Pre-analysis plans

Good in theory, but problems in implementation currently make them less useful than they should be. Note that the point of a plan is to show voluntary commitment to transparency as a way to distinguish oneself as credible—cf. separating equilibria. Features of plans that improve this “separating” function are preferred by those who want credible science.

I am going to focus on two issues: challenges to checking fidelity and lack of public vetting.

First it is too cumbersome at the moment to check papers against fidelity to the plan. This is partly because there are often so many hypothesis tests proposed. This is also because plans are formatted poorly such that we cannot quickly take in what is being proposed. And finally this is also because results are presented separately from what is specified in the plan. There are some exceptions to this dim assessment—eg, Beath et al. did a stellar job in the final report of their NSP study, but even in that case, the sheer volume of tests was quite dizzying. Similar for Casey et al. in their GoBifo study. In both cases though it would have been nice for formatting that permitted fidelity-checking in the main texts of the published papers.

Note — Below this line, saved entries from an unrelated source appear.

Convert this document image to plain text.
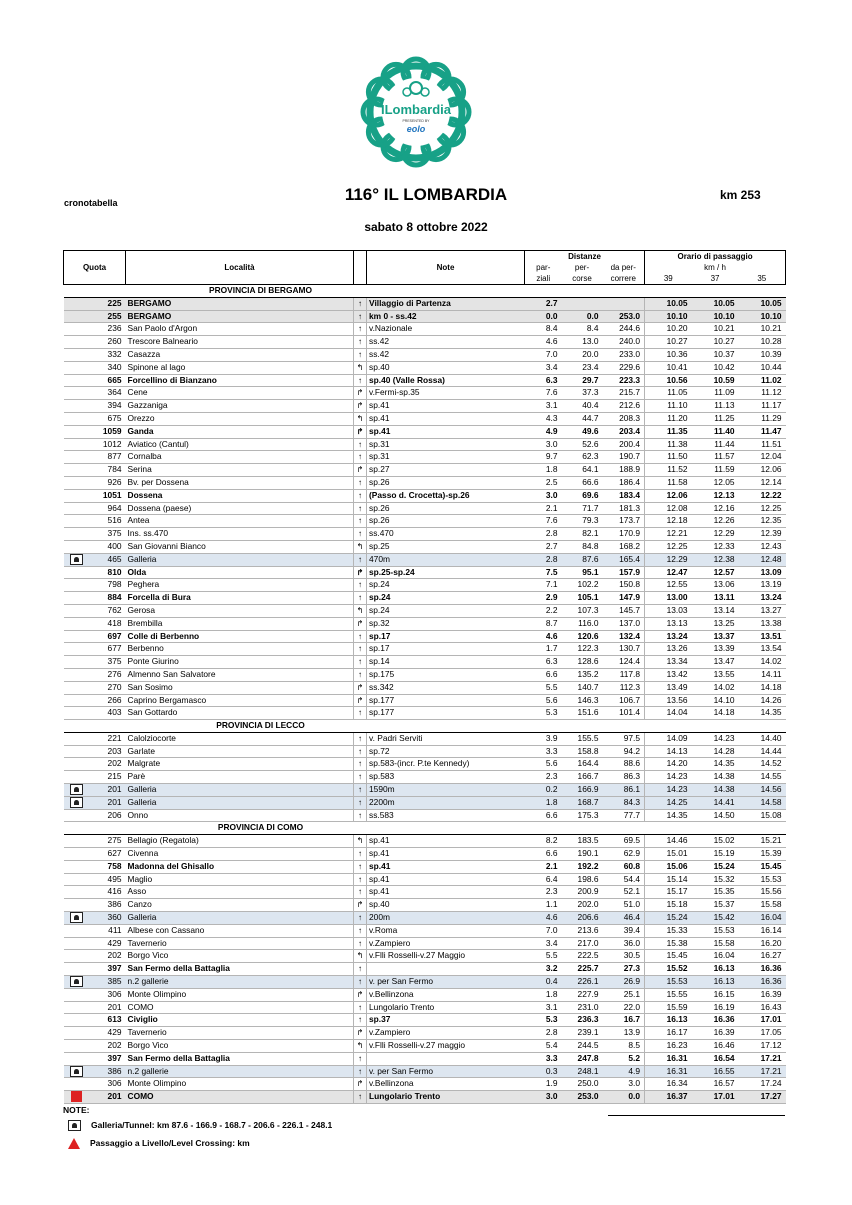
ILombardia
PRESENTED BY
eolo
cronotabella	116° IL LOMBARDIA	km 253
sabato 8 ottobre 2022
Quota		Località		Note	Distanze			Orario di passaggio		
					par-	per-	da per-	km / h		
					ziali	corse	correre	39	37	35
PROVINCIA DI BERGAMO										
	225	BERGAMO	↑	Villaggio di Partenza	2.7			10.05	10.05	10.05
	255	BERGAMO	↑	km 0 - ss.42	0.0	0.0	253.0	10.10	10.10	10.10
	236	San Paolo d'Argon	↑	v.Nazionale	8.4	8.4	244.6	10.20	10.21	10.21
	260	Trescore Balneario	↑	ss.42	4.6	13.0	240.0	10.27	10.27	10.28
	332	Casazza	↑	ss.42	7.0	20.0	233.0	10.36	10.37	10.39
	340	Spinone al lago	↰	sp.40	3.4	23.4	229.6	10.41	10.42	10.44
	665	Forcellino di Bianzano	↑	sp.40 (Valle Rossa)	6.3	29.7	223.3	10.56	10.59	11.02
	364	Cene	↱	v.Fermi-sp.35	7.6	37.3	215.7	11.05	11.09	11.12
	394	Gazzaniga	↱	sp.41	3.1	40.4	212.6	11.10	11.13	11.17
	675	Orezzo	↰	sp.41	4.3	44.7	208.3	11.20	11.25	11.29
	1059	Ganda	↱	sp.41	4.9	49.6	203.4	11.35	11.40	11.47
	1012	Aviatico (Cantul)	↑	sp.31	3.0	52.6	200.4	11.38	11.44	11.51
	877	Cornalba	↑	sp.31	9.7	62.3	190.7	11.50	11.57	12.04
	784	Serina	↱	sp.27	1.8	64.1	188.9	11.52	11.59	12.06
	926	Bv. per Dossena	↑	sp.26	2.5	66.6	186.4	11.58	12.05	12.14
	1051	Dossena	↑	(Passo d. Crocetta)-sp.26	3.0	69.6	183.4	12.06	12.13	12.22
	964	Dossena (paese)	↑	sp.26	2.1	71.7	181.3	12.08	12.16	12.25
	516	Antea	↑	sp.26	7.6	79.3	173.7	12.18	12.26	12.35
	375	Ins. ss.470	↑	ss.470	2.8	82.1	170.9	12.21	12.29	12.39
	400	San Giovanni Bianco	↰	sp.25	2.7	84.8	168.2	12.25	12.33	12.43
	465	Galleria	↑	470m	2.8	87.6	165.4	12.29	12.38	12.48
	810	Olda	↱	sp.25-sp.24	7.5	95.1	157.9	12.47	12.57	13.09
	798	Peghera	↑	sp.24	7.1	102.2	150.8	12.55	13.06	13.19
	884	Forcella di Bura	↑	sp.24	2.9	105.1	147.9	13.00	13.11	13.24
	762	Gerosa	↰	sp.24	2.2	107.3	145.7	13.03	13.14	13.27
	418	Brembilla	↱	sp.32	8.7	116.0	137.0	13.13	13.25	13.38
	697	Colle di Berbenno	↑	sp.17	4.6	120.6	132.4	13.24	13.37	13.51
	677	Berbenno	↑	sp.17	1.7	122.3	130.7	13.26	13.39	13.54
	375	Ponte Giurino	↑	sp.14	6.3	128.6	124.4	13.34	13.47	14.02
	276	Almenno San Salvatore	↑	sp.175	6.6	135.2	117.8	13.42	13.55	14.11
	270	San Sosimo	↱	ss.342	5.5	140.7	112.3	13.49	14.02	14.18
	266	Caprino Bergamasco	↱	sp.177	5.6	146.3	106.7	13.56	14.10	14.26
	403	San Gottardo	↑	sp.177	5.3	151.6	101.4	14.04	14.18	14.35
PROVINCIA DI LECCO										
	221	Calolziocorte	↑	v. Padri Serviti	3.9	155.5	97.5	14.09	14.23	14.40
	203	Garlate	↑	sp.72	3.3	158.8	94.2	14.13	14.28	14.44
	202	Malgrate	↑	sp.583-(incr. P.te Kennedy)	5.6	164.4	88.6	14.20	14.35	14.52
	215	Parè	↑	sp.583	2.3	166.7	86.3	14.23	14.38	14.55
	201	Galleria	↑	1590m	0.2	166.9	86.1	14.23	14.38	14.56
	201	Galleria	↑	2200m	1.8	168.7	84.3	14.25	14.41	14.58
	206	Onno	↑	ss.583	6.6	175.3	77.7	14.35	14.50	15.08
PROVINCIA DI COMO										
	275	Bellagio (Regatola)	↰	sp.41	8.2	183.5	69.5	14.46	15.02	15.21
	627	Civenna	↑	sp.41	6.6	190.1	62.9	15.01	15.19	15.39
	758	Madonna del Ghisallo	↑	sp.41	2.1	192.2	60.8	15.06	15.24	15.45
	495	Maglio	↑	sp.41	6.4	198.6	54.4	15.14	15.32	15.53
	416	Asso	↑	sp.41	2.3	200.9	52.1	15.17	15.35	15.56
	386	Canzo	↱	sp.40	1.1	202.0	51.0	15.18	15.37	15.58
	360	Galleria	↑	200m	4.6	206.6	46.4	15.24	15.42	16.04
	411	Albese con Cassano	↑	v.Roma	7.0	213.6	39.4	15.33	15.53	16.14
	429	Tavernerio	↑	v.Zampiero	3.4	217.0	36.0	15.38	15.58	16.20
	202	Borgo Vico	↰	v.Flli Rosselli-v.27 Maggio	5.5	222.5	30.5	15.45	16.04	16.27
	397	San Fermo della Battaglia	↑		3.2	225.7	27.3	15.52	16.13	16.36
	385	n.2 gallerie	↑	v. per San Fermo	0.4	226.1	26.9	15.53	16.13	16.36
	306	Monte Olimpino	↱	v.Bellinzona	1.8	227.9	25.1	15.55	16.15	16.39
	201	COMO	↑	Lungolario Trento	3.1	231.0	22.0	15.59	16.19	16.43
	613	Civiglio	↑	sp.37	5.3	236.3	16.7	16.13	16.36	17.01
	429	Tavernerio	↱	v.Zampiero	2.8	239.1	13.9	16.17	16.39	17.05
	202	Borgo Vico	↰	v.Flli Rosselli-v.27 maggio	5.4	244.5	8.5	16.23	16.46	17.12
	397	San Fermo della Battaglia	↑		3.3	247.8	5.2	16.31	16.54	17.21
	386	n.2 gallerie	↑	v. per San Fermo	0.3	248.1	4.9	16.31	16.55	17.21
	306	Monte Olimpino	↱	v.Bellinzona	1.9	250.0	3.0	16.34	16.57	17.24
	201	COMO	↑	Lungolario Trento	3.0	253.0	0.0	16.37	17.01	17.27
NOTE:
Galleria/Tunnel: km 87.6 - 166.9 - 168.7 - 206.6 - 226.1 - 248.1
Passaggio a Livello/Level Crossing: km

Second is the lack of public vetting of plans. The standard now is to publicly register. But what is being registered? Mostly specifications and tests that the author thinks are persuasive. But the point isn’t to for authors to signal back to themselves. The point is to signal out to the academic community. This function would be enhanced if the academic community weighed in on the plan before it was finalized. The Comparative Political Studies pilot of results-free review was an awesome move toward improvement on this front. As are registered reports (a la Cortex journal). Let’s do more of this.

Improving on both of these fronts implies higher costs to plans, but of course that is quite the point (cf. separating equilibria).

(I will also continue here to push for plans to be just as much about specifying how to interpret results as about how to generate them. That is, plans are more meaningful when they show a theoretical model and they map the statistical estimates back to parameters in the model. But these are separate issues.)